Para José Vicente da Silva Filho, coronel da reserva da PM de São Paulo e ex-secretário nacional de Segurança Pública, a ampla cobertura das câmeras acaba produzindo um cruzamento de imagens de grande proveito. Mas especialistas em segurança ressalvam que, se está comprovada a eficiência das câmeras no auxílio à investigação, ainda são tímidos os efeitos desses equipamentos na prevenção de delitos.

Na avaliação de José Vicente, não há sentido em se fazer um investimento excessivo em câmeras por parte da polícia por uma razão objetiva: falta efetivo para monitorar as imagens 24 horas por dia. O coronel defende a instalação de câmeras em pontos estratégicos para a polícia e o aproveitamento das câmeras privadas nos demais casos.

Opinião semelhante tem o coronel da reserva da Brigada Militar Luiz Antônio Brenner Guimarães:

– Na investigação policial pós-fato, essas imagens podem ter um papel significativo, mas não têm surtido efeito para reduzir a criminalidade, porque não há uma capacidade de resposta.
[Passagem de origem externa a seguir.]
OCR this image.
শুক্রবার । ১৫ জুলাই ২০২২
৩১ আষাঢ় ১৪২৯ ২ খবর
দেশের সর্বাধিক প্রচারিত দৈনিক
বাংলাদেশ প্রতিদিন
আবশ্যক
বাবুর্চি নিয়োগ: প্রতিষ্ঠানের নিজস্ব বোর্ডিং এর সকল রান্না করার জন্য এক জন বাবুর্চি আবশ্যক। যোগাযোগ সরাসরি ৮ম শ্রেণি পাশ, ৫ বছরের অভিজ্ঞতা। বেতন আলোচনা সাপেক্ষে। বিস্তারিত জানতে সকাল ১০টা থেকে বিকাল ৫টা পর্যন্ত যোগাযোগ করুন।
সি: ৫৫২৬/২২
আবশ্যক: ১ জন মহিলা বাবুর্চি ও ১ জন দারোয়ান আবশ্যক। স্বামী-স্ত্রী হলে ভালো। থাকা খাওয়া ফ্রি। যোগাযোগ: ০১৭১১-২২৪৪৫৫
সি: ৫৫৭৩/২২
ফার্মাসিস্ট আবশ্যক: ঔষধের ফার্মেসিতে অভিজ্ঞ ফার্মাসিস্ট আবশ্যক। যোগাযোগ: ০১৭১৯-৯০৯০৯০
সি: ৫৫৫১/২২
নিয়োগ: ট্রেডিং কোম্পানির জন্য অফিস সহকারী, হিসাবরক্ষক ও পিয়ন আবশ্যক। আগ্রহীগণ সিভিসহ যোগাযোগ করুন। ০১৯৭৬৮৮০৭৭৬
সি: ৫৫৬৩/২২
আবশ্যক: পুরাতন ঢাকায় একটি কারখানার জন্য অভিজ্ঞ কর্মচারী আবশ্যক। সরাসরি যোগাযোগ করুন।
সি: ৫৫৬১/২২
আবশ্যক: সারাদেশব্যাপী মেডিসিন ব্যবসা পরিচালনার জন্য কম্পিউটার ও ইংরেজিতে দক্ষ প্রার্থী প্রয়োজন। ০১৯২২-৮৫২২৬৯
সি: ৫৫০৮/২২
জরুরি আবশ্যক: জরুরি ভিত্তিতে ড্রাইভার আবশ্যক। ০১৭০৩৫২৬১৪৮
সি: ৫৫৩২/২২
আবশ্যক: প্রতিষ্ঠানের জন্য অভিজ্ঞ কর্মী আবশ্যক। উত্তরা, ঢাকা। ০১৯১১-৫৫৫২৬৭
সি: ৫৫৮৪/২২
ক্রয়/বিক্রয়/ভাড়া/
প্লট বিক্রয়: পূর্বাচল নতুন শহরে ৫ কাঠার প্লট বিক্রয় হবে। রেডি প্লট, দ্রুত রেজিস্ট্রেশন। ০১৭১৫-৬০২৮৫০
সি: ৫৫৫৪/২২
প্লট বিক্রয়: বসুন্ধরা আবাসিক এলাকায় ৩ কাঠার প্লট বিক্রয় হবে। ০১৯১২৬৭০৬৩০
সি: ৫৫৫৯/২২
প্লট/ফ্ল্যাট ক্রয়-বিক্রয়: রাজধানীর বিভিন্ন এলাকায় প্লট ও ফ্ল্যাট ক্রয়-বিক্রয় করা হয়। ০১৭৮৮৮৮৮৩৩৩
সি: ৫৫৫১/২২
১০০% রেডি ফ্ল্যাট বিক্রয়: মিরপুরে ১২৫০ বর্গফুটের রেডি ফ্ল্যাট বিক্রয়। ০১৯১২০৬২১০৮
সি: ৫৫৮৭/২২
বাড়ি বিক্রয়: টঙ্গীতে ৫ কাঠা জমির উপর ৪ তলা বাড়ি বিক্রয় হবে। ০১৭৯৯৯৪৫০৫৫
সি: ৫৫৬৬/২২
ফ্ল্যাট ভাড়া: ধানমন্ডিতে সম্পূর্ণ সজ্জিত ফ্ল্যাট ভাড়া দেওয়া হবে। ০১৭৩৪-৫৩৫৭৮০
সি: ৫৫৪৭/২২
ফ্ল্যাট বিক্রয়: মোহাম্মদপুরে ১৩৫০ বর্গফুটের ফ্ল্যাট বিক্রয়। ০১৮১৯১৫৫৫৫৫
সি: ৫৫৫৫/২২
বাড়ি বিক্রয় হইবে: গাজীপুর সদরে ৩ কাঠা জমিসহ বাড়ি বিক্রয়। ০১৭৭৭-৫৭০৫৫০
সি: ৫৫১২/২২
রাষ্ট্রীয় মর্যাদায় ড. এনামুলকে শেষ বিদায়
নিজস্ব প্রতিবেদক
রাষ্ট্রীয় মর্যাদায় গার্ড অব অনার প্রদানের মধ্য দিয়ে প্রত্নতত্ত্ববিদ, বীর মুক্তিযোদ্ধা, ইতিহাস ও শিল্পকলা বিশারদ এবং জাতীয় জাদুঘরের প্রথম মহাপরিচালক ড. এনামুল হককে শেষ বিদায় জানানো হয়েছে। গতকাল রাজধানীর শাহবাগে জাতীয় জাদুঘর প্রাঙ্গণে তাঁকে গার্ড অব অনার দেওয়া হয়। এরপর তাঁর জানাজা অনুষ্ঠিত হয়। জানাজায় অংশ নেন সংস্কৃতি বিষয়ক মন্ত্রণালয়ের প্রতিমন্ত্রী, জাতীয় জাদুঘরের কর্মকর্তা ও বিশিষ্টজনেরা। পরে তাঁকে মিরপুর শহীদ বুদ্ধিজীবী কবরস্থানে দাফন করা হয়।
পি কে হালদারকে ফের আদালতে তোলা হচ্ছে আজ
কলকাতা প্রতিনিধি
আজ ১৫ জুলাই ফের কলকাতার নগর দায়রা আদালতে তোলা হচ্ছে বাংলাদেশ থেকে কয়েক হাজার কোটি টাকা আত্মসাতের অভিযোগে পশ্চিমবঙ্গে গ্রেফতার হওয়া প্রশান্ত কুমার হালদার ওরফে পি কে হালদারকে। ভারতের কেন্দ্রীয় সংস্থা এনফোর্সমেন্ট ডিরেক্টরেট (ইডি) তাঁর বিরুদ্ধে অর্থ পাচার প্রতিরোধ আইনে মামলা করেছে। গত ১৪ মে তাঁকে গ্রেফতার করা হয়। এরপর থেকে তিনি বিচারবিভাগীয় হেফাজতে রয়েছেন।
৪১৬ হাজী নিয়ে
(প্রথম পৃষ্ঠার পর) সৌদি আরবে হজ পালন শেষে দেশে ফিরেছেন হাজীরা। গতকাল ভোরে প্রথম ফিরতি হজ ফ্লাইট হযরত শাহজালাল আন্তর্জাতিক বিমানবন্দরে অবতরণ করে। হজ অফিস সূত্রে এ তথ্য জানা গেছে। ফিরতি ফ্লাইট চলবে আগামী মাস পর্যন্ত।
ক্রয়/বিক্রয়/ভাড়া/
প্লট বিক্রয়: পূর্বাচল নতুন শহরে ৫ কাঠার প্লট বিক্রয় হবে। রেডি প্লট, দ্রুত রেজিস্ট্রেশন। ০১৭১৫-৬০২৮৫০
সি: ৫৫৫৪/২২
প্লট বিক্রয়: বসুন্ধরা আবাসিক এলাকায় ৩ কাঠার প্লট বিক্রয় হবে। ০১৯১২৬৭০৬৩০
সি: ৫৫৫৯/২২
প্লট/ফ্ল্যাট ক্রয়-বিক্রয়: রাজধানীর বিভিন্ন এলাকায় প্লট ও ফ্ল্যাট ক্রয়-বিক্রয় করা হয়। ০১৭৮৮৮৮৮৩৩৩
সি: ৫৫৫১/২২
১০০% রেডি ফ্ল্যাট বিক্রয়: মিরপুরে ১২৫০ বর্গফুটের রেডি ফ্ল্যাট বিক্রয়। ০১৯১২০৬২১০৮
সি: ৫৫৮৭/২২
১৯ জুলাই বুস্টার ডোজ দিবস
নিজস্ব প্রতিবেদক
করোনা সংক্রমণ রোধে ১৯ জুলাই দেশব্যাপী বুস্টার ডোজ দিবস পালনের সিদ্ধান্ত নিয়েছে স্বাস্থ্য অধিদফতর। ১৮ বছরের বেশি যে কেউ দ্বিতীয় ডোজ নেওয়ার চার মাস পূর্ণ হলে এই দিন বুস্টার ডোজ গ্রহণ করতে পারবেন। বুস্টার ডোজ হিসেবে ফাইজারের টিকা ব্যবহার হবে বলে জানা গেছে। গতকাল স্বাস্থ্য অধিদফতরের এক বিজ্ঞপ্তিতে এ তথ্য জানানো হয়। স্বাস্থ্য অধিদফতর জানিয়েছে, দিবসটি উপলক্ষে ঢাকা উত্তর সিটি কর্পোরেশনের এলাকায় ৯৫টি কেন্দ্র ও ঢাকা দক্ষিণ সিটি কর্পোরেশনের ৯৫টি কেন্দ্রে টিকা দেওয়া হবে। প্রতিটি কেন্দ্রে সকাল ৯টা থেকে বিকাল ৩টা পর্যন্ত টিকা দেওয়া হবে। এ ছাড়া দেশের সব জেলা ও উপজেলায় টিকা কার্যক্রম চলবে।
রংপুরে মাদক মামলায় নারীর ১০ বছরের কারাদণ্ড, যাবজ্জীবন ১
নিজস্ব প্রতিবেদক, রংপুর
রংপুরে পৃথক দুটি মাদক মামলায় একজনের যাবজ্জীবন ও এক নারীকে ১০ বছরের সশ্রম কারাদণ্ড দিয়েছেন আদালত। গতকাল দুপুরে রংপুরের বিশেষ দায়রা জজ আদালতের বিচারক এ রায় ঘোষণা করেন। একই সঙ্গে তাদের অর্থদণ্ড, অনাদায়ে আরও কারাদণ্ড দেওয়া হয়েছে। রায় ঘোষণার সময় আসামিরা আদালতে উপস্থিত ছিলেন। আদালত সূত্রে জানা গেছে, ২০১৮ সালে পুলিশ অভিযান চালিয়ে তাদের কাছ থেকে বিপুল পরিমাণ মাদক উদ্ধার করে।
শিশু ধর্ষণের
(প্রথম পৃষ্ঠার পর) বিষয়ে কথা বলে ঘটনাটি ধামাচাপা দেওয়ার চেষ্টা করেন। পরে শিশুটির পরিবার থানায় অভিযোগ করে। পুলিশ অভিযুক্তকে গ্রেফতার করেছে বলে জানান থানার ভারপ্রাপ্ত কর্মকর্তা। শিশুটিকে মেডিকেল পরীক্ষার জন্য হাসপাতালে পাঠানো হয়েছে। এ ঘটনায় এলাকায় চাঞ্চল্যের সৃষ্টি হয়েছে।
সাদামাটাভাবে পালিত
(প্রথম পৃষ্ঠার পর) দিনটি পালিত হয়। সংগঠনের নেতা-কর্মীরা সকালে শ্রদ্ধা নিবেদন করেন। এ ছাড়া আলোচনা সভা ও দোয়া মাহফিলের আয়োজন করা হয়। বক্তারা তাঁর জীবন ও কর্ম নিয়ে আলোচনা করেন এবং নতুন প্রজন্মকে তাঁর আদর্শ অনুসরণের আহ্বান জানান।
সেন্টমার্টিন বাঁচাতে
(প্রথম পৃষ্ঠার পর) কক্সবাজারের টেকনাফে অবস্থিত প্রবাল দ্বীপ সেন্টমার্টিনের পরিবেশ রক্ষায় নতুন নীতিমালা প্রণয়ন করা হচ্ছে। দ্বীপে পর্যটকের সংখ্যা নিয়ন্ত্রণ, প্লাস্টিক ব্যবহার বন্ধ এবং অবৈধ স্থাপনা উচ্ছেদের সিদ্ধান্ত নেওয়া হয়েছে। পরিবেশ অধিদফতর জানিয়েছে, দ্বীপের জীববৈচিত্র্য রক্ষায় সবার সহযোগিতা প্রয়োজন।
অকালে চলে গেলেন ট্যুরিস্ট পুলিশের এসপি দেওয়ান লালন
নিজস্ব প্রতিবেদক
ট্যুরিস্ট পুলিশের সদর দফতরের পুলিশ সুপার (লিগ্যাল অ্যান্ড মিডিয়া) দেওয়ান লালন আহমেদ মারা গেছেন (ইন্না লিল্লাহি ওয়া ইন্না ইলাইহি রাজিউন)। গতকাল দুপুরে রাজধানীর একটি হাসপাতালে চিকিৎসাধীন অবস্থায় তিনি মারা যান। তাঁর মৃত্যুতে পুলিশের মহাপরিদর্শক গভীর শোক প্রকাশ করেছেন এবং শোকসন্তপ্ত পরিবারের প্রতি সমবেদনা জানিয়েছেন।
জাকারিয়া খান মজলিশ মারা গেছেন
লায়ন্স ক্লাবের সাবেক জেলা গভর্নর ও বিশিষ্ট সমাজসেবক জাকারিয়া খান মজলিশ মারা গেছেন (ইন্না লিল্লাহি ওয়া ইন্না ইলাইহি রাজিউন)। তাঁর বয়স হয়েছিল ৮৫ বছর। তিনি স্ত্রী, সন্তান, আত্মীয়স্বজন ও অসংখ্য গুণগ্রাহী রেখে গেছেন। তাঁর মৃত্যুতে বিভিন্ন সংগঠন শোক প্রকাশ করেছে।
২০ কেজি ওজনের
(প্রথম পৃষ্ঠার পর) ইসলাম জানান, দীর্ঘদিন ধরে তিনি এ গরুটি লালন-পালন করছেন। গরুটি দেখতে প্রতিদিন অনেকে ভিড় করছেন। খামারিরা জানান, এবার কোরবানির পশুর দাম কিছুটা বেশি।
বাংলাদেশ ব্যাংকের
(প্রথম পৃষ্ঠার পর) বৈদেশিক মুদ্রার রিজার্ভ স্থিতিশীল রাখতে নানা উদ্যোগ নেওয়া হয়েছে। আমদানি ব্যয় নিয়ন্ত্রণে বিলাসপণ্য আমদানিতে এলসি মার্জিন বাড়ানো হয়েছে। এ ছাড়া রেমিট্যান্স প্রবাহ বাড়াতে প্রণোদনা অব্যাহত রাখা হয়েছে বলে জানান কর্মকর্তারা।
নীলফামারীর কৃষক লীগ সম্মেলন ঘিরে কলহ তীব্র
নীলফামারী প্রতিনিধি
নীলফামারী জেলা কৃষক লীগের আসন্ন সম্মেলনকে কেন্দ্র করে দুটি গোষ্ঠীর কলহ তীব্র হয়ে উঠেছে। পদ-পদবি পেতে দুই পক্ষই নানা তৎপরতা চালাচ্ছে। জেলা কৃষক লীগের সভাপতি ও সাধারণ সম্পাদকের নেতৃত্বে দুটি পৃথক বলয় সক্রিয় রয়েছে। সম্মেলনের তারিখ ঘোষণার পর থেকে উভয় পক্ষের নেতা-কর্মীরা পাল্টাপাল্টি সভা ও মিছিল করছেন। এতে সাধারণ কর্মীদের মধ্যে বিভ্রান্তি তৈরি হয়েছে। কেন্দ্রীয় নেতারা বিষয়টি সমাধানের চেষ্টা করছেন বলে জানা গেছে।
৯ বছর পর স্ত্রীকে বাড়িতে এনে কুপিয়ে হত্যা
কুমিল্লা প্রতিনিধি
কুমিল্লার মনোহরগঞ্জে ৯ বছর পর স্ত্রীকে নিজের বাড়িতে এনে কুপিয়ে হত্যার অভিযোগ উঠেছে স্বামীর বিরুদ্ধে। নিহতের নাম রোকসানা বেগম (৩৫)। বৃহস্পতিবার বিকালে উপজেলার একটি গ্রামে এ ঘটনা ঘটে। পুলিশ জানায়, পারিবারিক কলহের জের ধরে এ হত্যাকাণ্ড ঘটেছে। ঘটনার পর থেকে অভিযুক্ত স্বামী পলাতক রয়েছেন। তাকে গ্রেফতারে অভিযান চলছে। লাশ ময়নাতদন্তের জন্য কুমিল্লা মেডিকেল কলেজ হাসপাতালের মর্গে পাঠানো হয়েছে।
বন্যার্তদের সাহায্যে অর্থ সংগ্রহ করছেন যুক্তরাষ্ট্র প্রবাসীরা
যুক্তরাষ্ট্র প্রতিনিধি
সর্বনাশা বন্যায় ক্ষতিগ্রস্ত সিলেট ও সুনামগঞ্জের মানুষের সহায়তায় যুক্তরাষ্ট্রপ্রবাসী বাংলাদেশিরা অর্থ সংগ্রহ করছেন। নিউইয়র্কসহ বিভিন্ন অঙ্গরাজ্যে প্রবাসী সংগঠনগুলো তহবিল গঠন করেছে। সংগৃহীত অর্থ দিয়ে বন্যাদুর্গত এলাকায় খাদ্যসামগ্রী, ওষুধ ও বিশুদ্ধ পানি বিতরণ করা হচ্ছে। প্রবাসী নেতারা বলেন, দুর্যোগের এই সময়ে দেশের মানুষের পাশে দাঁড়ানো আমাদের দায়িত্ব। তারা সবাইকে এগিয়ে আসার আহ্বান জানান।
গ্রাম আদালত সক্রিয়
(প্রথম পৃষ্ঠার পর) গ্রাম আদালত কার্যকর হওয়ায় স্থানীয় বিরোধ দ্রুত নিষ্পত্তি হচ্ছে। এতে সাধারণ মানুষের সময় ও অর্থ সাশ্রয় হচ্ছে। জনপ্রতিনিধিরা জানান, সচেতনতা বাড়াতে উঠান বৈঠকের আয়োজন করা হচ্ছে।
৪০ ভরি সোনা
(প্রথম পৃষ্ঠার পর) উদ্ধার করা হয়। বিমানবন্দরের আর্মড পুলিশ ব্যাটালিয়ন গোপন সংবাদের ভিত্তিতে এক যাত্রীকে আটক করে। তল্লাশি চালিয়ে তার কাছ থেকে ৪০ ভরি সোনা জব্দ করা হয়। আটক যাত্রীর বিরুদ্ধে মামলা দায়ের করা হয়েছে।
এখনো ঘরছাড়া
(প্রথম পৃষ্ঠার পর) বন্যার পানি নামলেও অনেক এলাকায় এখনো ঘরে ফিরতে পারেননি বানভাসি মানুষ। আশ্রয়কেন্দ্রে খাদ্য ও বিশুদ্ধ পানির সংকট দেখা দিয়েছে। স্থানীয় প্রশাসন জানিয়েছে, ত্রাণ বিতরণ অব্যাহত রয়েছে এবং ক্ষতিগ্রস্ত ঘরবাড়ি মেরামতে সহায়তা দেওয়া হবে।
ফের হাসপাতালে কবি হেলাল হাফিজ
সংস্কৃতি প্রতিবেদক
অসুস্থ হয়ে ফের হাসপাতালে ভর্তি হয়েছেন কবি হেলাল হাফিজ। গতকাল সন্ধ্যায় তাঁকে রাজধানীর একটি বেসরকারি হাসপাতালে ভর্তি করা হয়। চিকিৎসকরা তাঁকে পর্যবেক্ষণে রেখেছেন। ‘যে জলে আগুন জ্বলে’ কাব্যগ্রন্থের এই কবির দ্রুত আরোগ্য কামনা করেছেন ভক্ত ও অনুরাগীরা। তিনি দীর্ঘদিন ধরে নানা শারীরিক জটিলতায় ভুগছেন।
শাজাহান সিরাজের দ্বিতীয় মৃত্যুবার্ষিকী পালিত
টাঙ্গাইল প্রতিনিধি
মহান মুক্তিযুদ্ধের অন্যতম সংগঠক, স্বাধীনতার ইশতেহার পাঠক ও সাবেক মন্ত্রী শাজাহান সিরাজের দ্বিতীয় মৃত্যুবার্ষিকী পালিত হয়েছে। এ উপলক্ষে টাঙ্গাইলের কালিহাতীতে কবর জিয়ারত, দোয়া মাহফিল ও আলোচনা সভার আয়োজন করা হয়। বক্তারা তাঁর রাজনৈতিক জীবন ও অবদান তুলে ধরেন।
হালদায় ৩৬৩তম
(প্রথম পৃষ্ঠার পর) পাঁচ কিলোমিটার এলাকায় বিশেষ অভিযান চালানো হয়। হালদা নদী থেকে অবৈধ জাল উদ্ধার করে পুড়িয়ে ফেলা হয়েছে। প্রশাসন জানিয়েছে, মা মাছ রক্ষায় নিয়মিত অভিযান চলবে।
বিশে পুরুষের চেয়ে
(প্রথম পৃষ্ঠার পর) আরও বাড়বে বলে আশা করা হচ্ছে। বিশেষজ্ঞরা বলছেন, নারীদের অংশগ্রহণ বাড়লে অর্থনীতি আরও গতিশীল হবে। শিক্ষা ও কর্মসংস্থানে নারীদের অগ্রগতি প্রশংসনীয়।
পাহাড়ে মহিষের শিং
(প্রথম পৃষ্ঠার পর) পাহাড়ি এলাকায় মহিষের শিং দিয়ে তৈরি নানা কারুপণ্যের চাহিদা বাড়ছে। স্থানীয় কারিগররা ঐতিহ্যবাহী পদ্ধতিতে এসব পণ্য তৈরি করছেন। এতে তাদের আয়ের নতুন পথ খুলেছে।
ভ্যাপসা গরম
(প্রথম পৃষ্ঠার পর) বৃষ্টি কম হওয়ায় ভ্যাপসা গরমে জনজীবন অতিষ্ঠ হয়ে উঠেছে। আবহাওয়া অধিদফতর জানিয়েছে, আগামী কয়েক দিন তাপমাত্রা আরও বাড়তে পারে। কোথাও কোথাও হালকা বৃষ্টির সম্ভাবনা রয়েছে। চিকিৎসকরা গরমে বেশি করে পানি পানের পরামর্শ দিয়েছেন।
O próprio caso de Porto Alegre ilustra esse quadro. No Centro Integrado de Operações de Segurança Pública (Ciosp), quatro operadores por turno monitoram 16 câmeras em sistema de rodízio, de um total de 42 canais.

Para monitorar todos em tempo integral, seriam necessários 10 operadores por turno, conforme o chefe do Ciosp, major Gilberto da Silva Viegas. Ele admite que não houve redução no número de ocorrências por causa das câmeras.

– Mas há muito mais celeridade na ação da polícia, pois é possível o despacho imediato para o local e com a descrição do criminoso – afirma Viegas.

Em março, a Brigada Militar prendeu, a partir do videomonitoramento no Ciosp, 18 pessoas em flagrante, casos em que, sem o registro das lentes, dificilmente entrariam na estatística.